Succeeding with Innovation

How can Jewish innovation be sustained? Part of the answer, from the experience of entrepreneurs outside Jewish life, is to be more rigorous in scrutinizing the competitive environment and the resource needs of each startup, and especially to have a definite plan for financing it in the long term.

Harvard Business School professor Howard Stevenson, who retired at the end of the last academic year, virtually created the school’s curriculum on entrepreneurship. He has distilled his long experience into four key “ingredients” necessary for success:

1. A careful definition of available opportunities
Is there a demand out there that’s not being recognized or addressed, and what product or service can I offer that meets it?
2. The motivation to pursue those opportunities to achieve some desired future state
Do I have the long-term will and endurance necessary to stick with it, until that product or service is fully implemented and available?
3. An understanding of the resource requirements for achievement of that desired future state
Do I fully comprehend what human, financial, material, and other assets I will need? Is it feasible for me to launch, and succeed with, that product or service?
4. A skill in negotiating for access to the required resources
Even if I don’t possess all the assets I need, can I get other people to believe in and contribute to the opportunity to the extent that success can be achieved?

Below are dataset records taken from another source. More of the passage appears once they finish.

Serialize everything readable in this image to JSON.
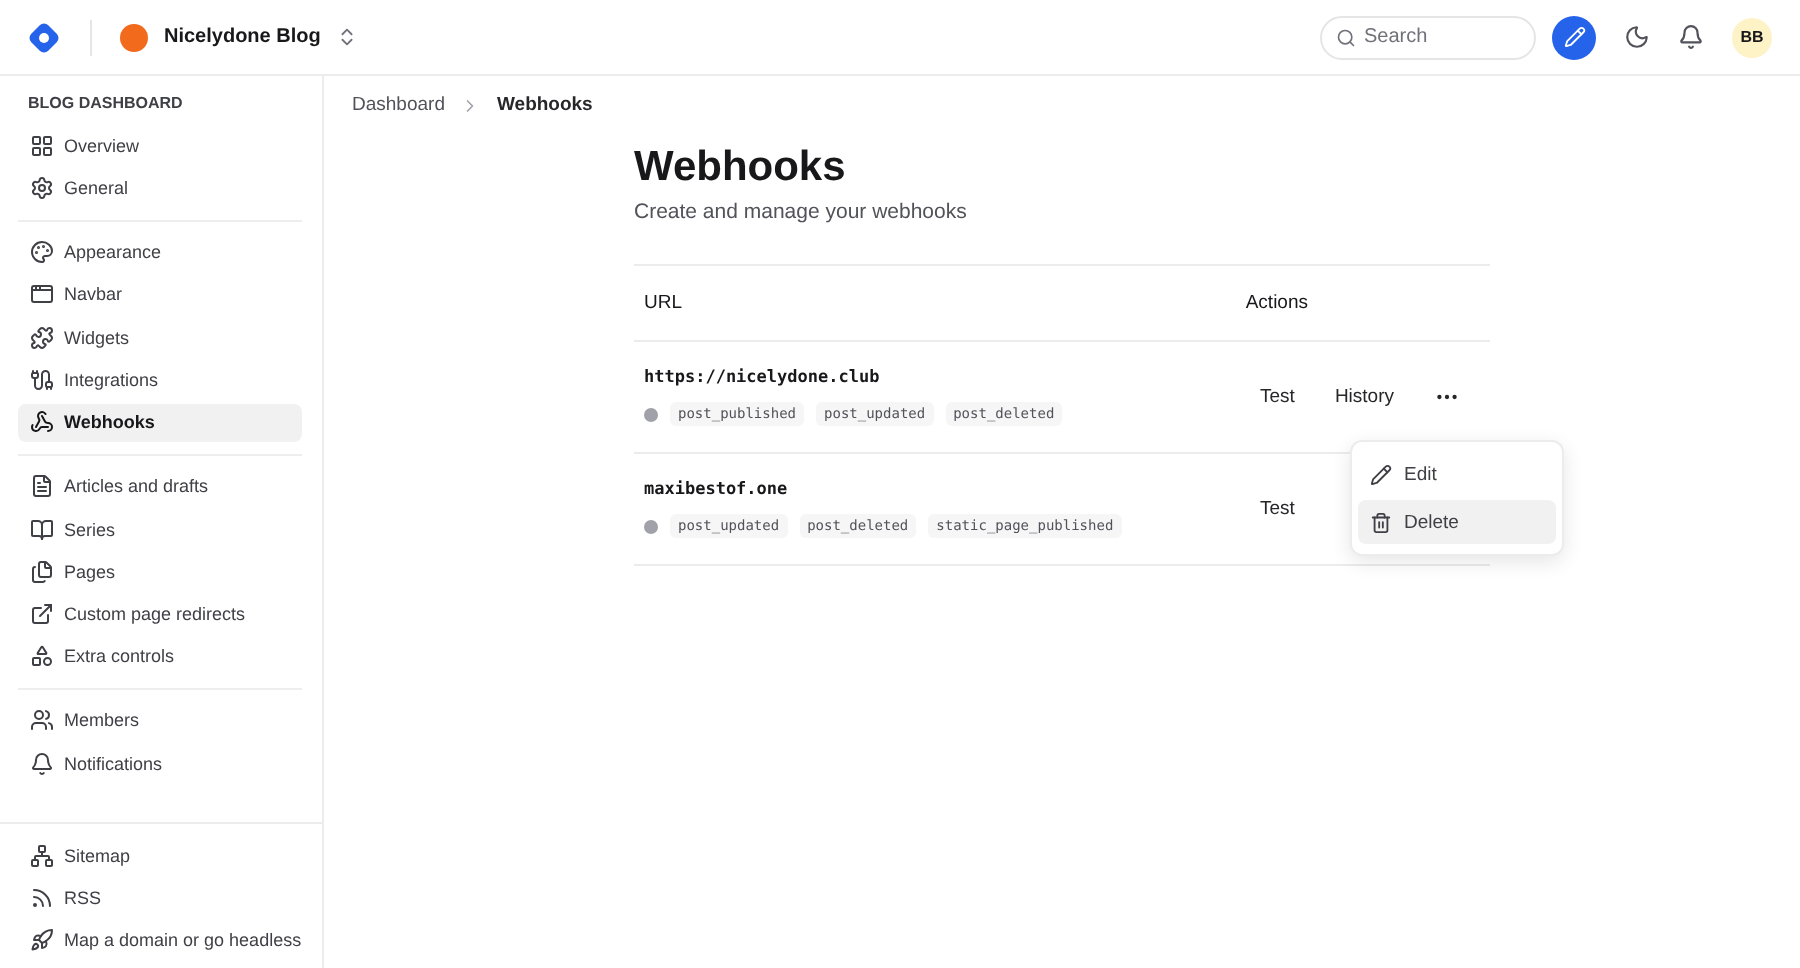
{
  "header": {
    "blog_name": "Nicelydone Blog",
    "search": {
      "placeholder": "Search"
    },
    "avatar": "BB"
  },
  "sidebar": {
    "heading": "BLOG DASHBOARD",
    "sections": [
      [
        {
          "label": "Overview",
          "selected": false
        },
        {
          "label": "General",
          "selected": false
        }
      ],
      [
        {
          "label": "Appearance",
          "selected": false
        },
        {
          "label": "Navbar",
          "selected": false
        },
        {
          "label": "Widgets",
          "selected": false
        },
        {
          "label": "Integrations",
          "selected": false
        },
        {
          "label": "Webhooks",
          "selected": true
        }
      ],
      [
        {
          "label": "Articles and drafts",
          "selected": false
        },
        {
          "label": "Series",
          "selected": false
        },
        {
          "label": "Pages",
          "selected": false
        },
        {
          "label": "Custom page redirects",
          "selected": false
        },
        {
          "label": "Extra controls",
          "selected": false
        }
      ],
      [
        {
          "label": "Members",
          "selected": false
        },
        {
          "label": "Notifications",
          "selected": false
        }
      ]
    ],
    "footer": [
      {
        "label": "Sitemap",
        "selected": false
      },
      {
        "label": "RSS",
        "selected": false
      },
      {
        "label": "Map a domain or go headless",
        "selected": false
      }
    ]
  },
  "breadcrumb": [
    "Dashboard",
    "Webhooks"
  ],
  "page": {
    "title": "Webhooks",
    "subtitle": "Create and manage your webhooks"
  },
  "table": {
    "columns": [
      "URL",
      "Actions"
    ],
    "rows": [
      {
        "url": "https://nicelydone.club",
        "events": [
          "post_published",
          "post_updated",
          "post_deleted"
        ],
        "actions": [
          "Test",
          "History"
        ]
      },
      {
        "url": "maxibestof.one",
        "events": [
          "post_updated",
          "post_deleted",
          "static_page_published"
        ],
        "actions": [
          "Test"
        ]
      }
    ]
  },
  "menu": [
    {
      "label": "Edit",
      "selected": false
    },
    {
      "label": "Delete",
      "selected": true
    }
  ]
}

Source: Harvard Business School Alumni Bulletin

In the Jewish context the last question is a particular sticking point – and that’s not new. More than two years ago Shawn Landres and Joshua Avedon, the founders of Jumpstart and the leading chroniclers of Jewish innovation, sounded a warning about the financial fragility of startups. Of the ten key findings in their 2008 survey of new Jewish organizations, five spoke to resource issues, including the need for “sustainable models for financial management” and the fact that the great majority of startups “do not yet have stable revenue streams.”

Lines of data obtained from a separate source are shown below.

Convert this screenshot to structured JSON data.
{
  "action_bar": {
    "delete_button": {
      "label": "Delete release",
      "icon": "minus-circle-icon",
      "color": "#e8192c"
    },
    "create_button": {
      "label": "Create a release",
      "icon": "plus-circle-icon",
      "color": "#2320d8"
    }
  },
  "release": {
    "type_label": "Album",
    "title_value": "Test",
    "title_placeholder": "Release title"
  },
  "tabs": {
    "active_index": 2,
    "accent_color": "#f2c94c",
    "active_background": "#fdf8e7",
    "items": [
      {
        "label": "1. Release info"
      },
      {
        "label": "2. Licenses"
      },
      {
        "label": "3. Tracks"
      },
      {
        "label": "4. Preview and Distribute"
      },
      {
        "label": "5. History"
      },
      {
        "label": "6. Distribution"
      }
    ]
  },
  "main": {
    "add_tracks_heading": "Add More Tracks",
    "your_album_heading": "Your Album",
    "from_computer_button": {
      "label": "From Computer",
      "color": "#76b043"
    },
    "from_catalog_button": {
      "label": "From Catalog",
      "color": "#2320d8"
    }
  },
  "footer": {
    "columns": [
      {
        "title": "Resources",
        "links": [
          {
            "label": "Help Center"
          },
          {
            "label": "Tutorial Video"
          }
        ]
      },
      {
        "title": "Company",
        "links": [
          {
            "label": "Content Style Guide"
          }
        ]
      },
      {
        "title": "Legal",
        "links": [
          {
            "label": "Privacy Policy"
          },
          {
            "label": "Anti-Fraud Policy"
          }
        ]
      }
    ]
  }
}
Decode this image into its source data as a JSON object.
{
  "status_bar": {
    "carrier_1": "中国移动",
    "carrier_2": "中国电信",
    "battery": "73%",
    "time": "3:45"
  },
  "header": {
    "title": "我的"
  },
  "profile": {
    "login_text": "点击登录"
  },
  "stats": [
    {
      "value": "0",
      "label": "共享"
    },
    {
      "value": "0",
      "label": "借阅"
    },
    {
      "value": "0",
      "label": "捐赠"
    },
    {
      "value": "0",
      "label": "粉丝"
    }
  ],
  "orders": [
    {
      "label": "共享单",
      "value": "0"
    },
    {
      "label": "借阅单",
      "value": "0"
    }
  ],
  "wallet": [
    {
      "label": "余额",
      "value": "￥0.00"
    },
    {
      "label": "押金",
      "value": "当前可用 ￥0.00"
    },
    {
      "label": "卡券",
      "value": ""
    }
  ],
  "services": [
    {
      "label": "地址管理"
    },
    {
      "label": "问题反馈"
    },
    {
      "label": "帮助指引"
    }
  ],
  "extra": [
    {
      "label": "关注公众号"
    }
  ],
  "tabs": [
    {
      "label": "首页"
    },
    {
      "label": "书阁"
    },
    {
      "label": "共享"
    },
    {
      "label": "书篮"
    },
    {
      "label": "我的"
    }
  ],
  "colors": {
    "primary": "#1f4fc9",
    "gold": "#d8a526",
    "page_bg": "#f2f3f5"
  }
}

That is still true today, both in terms of earned income and donated funds. Earned income is underdeveloped as a revenue stream at most startups, and there is no reason to expect a massive shift of grant funds to innovators, despite the partial rebound in philanthropy over the past two years. It’s easy to say that more philanthropists ought to step in, but Prof. Stevenson puts the responsibility on the shoulders of the entrepreneurs. They need to ask themselves, “can I get other people to believe in and contribute to the opportunity to the extent that success can be achieved?” The answer to that question for most startups is “no.”

Jewish innovators do show a deep commitment and unflagging dedication to making their ideas a reality – the “long-term will and endurance” that Howard Stevenson talks about. But some may not have given enough attention to whether it is economically feasible to succeed with their project, and they may not have looked closely enough at whether there is sufficient demand for what they want to offer. A tougher, more dispassionate reckoning with those criteria might result in fewer startups being launched, but a greater proportion that last.

The advocates of innovation have done the sector no favors by repeatedly saying that funders “must” invest in innovation generally. Canny financiers invest in particular people and specific business plans, not labels or generalities. What’s more, exalting the model of independent startups ignores the inconvenient truth that it’s much easier to raise money within institutions with big fundraising operations and numerous existing donors than at a new entity with no track record.

Venture philanthropists say startups now need “mezzanine” investments to get to the next level. In the venture-capital world, mezzanine financing is a way for an investor to earn a very high return in a short time on a loan, or else gain an ownership stake which will balloon in value in a leveraged buyout. Venture philanthropy tacitly assumes a similar payout, at least in the metaphorical form of a sustainable nonprofit that benefits a large public. The problem is that such outcomes for startups have been very rare. And without that kind of payoff, mezzanine financing is a bridge to nowhere.

In a field as diverse as Jewish startups, generic solutions to sustainability don’t apply, and appeals to support an “ecosystem” are misplaced because ecosystems don’t inspire deep loyalty. Committed individuals, compelling missions, and solid business plans do, whether as stand-alone ventures or within a larger entity. There is no shortcut around assessing needs, devising solutions, and persuading individual donors to believe in those solutions. The sooner innovators refocus on those basics, the more their work will thrive.

Bob Goldfarb is the president of the Center for Jewish Culture and Creativity, the fiscal sponsor for more than 20 innovative Jewish projects. He earned his MBA at Harvard Business School.